Nel ricorso, i rappresentanti della Pontina Ambiente hanno tentato di far valere le ragioni contro l’interdittiva antimafia adducendo “violazione e/o falsa applicazione dell’art. 84, comma 4, d.lgs. 159/2011, l’eccesso di potere per travisamento dei fatti e il difetto dei presupposti e di istruttoria, affermando il carattere fuorviante che avrebbero i molteplici riferimenti alla precedente interdittiva del 2014 senza tenere in considerazione la sentenza di assoluzione n. 14783/2018 del 5.11.2018, che avrebbe assolto tutti gli imputati per insussistenza dei fatti”.

Anche questo punto, però, è stato letteralmente smontato dai giudici amministrativi con affermazioni clamorose.

Dal dichiarare che alcuni reati sono prescritti e non c’è stata assoluzione, a sottolineare (anche a smentire quanti dicono che la vicenda giudiziaria si sia chiusa con la sentenza del 2018) che il giudizio penale è ancora pendente.

“Il riferimento alla interdittiva del 2014 – si legge ancora nella sentenza – è solo uno degli elementi del più articolato e complesso quadro indiziario su cui si basa il giudizio di rischio di infiltrazione e giustifica il provvedimento di aggiornamento su richiesta della ricorrente.

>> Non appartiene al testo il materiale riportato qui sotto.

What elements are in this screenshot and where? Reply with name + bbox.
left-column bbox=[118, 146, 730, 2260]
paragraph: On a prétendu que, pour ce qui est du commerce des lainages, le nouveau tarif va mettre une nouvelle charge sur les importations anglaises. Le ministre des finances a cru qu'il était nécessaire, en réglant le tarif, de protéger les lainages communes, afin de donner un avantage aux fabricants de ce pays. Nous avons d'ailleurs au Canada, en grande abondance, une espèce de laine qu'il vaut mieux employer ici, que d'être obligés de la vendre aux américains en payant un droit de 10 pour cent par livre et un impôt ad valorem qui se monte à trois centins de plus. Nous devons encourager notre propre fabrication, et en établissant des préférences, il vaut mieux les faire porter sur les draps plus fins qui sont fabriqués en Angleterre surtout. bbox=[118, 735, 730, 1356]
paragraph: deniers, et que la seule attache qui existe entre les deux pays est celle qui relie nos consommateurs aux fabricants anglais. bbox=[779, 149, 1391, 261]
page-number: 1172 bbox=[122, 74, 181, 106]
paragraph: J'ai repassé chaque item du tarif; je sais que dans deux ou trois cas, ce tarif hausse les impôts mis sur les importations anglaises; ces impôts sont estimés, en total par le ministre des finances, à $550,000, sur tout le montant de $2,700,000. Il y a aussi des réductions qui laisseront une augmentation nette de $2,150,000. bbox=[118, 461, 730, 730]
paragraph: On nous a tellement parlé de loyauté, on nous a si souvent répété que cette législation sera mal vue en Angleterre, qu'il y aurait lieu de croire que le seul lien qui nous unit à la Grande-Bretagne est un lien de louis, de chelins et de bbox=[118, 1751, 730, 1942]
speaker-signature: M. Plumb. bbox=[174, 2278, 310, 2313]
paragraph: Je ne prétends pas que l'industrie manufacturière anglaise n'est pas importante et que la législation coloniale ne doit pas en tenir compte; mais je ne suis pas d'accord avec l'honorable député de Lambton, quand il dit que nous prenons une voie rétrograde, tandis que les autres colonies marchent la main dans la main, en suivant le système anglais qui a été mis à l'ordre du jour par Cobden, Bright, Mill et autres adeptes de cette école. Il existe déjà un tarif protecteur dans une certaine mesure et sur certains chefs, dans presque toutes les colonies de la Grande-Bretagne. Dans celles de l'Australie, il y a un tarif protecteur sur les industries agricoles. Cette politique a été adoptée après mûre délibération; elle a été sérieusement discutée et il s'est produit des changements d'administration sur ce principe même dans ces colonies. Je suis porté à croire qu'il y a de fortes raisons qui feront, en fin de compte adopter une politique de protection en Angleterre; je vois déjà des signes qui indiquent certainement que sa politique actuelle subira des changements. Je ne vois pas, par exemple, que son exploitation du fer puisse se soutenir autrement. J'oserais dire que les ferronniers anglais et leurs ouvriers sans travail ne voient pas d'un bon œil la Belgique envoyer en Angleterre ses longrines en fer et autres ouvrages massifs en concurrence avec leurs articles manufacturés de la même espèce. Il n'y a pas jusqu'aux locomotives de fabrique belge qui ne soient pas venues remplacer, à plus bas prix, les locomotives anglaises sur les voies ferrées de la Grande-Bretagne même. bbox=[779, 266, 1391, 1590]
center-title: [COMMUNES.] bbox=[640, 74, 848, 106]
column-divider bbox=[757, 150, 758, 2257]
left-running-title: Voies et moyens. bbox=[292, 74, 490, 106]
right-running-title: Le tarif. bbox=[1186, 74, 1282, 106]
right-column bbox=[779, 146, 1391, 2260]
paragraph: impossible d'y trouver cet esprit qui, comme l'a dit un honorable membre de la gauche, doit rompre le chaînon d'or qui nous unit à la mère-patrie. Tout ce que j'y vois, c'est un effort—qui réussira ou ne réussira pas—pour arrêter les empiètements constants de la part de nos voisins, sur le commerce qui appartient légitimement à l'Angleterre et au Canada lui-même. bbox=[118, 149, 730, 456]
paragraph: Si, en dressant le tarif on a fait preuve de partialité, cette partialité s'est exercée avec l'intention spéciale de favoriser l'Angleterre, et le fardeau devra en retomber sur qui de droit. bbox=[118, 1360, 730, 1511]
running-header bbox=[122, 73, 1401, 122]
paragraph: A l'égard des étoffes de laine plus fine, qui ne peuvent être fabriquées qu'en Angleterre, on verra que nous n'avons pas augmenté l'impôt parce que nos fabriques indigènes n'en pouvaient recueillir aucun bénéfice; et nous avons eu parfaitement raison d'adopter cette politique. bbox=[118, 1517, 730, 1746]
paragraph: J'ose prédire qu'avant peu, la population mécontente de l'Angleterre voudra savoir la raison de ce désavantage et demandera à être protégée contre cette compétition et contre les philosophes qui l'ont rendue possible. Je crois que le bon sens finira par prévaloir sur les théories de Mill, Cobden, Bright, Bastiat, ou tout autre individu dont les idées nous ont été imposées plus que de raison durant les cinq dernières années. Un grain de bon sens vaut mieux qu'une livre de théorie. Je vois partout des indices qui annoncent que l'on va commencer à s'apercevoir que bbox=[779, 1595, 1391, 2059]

Per quanto concerne la sentenza di primo grado n. 14783/18 del 5.11.2018, depositata il 3.5.2019, non offre una precisa rappresentazione dell’esito del giudizio affermare, come fa la ricorrente, che tutti gli imputati siano stati assolti. L’assoluzione presuppone un accertamento negativo sui fatti o su chi li ha commessi, che nella fattispecie ricorre solo per taluni capi di imputazione (l’associazione per delinquere), mentre per altri capi è intervenuta la prescrizione. La sentenza, peraltro, è stata impugnata in data 24 giugno 2019 dalla Procura presso il Tribunale di Roma D.D.A in Cassazione (v. p. 5 Relazione della Prefettura di Roma del 13 agosto 2020)”.